For now, the captaincy is with Younis Khan. In fact, after a late night development, there’s uncertainty over allrounder Shoaib Malik’s participation in the remainder of the Test, too. Malik’s father is seriously ill in Sialkot and he left around 10.45 pm.
“Malik took one of the vehicles from the car rental (at the hotel), but won’t reach Sialkot till about 2.45 am... We aren’t sure when he’s going to return,” a source pointed out.
Meanwhile, the report wasn’t available, but it’s confirmed Inzamam had an MRI during the day. Apparently, he has a “bulging disc” problem. One isn’t sure whether there’s a link, but the somewhat unprecedented cold wave in Punjab seems to have made it worse.
Unbeaten on 79 on the opening day (Saturday), Inzamam didn’t resume till after two wickets had fallen.
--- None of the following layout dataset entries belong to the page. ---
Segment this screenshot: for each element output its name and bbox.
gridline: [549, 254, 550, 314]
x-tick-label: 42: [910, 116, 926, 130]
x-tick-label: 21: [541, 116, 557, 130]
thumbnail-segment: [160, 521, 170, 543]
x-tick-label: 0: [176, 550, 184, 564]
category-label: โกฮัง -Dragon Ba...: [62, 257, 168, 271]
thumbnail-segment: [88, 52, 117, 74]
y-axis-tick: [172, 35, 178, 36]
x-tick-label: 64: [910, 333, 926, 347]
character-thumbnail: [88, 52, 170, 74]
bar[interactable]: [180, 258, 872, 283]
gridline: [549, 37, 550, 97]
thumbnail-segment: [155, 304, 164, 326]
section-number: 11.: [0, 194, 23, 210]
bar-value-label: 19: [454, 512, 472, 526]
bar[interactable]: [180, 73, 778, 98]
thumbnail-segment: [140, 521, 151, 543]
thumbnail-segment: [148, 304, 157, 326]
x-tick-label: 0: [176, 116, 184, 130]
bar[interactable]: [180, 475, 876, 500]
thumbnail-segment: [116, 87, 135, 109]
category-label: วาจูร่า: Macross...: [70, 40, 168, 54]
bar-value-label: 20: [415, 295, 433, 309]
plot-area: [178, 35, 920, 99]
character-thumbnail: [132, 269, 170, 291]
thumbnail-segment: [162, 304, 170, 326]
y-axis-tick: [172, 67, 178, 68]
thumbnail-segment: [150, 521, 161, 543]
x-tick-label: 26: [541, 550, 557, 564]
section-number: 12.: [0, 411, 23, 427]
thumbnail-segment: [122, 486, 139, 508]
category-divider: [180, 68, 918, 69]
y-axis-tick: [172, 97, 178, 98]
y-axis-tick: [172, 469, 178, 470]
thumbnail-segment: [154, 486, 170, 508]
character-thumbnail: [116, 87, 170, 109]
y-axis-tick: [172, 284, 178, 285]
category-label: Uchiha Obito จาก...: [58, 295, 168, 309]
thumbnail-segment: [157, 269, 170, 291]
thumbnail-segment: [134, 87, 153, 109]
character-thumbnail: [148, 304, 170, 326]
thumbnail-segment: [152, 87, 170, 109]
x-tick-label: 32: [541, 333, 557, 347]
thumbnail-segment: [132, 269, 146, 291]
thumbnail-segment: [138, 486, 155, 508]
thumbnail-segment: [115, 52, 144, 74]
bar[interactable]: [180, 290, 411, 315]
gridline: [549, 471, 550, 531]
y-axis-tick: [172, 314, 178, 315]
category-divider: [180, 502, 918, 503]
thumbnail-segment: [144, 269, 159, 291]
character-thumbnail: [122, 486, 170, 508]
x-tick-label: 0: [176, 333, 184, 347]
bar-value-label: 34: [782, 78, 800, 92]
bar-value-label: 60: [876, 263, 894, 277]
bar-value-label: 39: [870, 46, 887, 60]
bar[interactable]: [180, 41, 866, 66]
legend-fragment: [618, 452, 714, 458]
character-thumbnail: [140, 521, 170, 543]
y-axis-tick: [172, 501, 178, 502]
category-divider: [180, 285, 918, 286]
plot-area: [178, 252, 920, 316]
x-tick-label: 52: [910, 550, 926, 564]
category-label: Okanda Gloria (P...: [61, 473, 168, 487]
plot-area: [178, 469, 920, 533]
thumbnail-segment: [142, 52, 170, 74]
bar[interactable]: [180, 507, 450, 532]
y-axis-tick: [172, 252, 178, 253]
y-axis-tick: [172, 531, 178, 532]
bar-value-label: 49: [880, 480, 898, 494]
Even when he did, a runner was needed. Of course, one of the tallest batsmen of the present era couldn’t be denied a hattrick of hundreds at the Iqbal Stadium.
It’s possible, though, that the 40 runs Inzamam added to reach 119 (251 minutes, 193 balls, 12x4) aggravated the troubled area. But, then, he couldn’t have been in the dressing room when the game plan was to bat just once. Pakistan totalled 588 with No. 9 Shoaib Akhtar contributing a spicy 47 off 54 deliveries (5x4, 3x6).
The Indians have replied firmly ' 110 for the loss of Virender Sehwag, who couldn’t capitalise on a let-off from substitute Imran Farhat. Under pressure for not being able to restrict Pakistan even with five specialist bowlers, Rahul Dravid is on 46. With him is V.V.S. Laxman.
Earlier, despite Inzamam’s courageous effort, the cynosure was Shahid Afridi, who clobbered a career-best 156 from only 128 balls (205 minutes, 20x4, 6x6). The one-time enfant terrible of Pakistan cricket is making the Indians pay a terrible price.
Afridi has lots of time. Plenty of flair as well. And, unlike contemporaries who take guard in full battle gear (arm-guard, chest protector, outer thigh pad), Afridi is content with the helmet. Obviously, he trusts his quick eye.
Incidentally, the stadium was packed to capacity and there were thousands outside who rushed towards the gates each time there was a roar after an Afridi strike. Taken aback, the police made a series of lathicharges. That continued till Afridi got out, to Anil Kumble.
Speaking exclusively, Afridi maintained he wasn’t aware of the police action. “Nobody told me a thing... It’s nice that people see me as a crowd-puller... I suppose I’ve been one for some years...”
Asked (at an interaction with the Media) whether he’d changed his style, Afridi replied: “No... I’ve always been positive... However, cricket is changing... My intention is to keep the scoreboard ticking... At times, woh jaldi chalne lagta hai!”
Afridi accepted that the “body-language” in Indo-Pak face-offs was different. “There’s definitely a difference and it feels good to perform against India...” With scores of 103 and 156, in the ongoing series, he has done just that.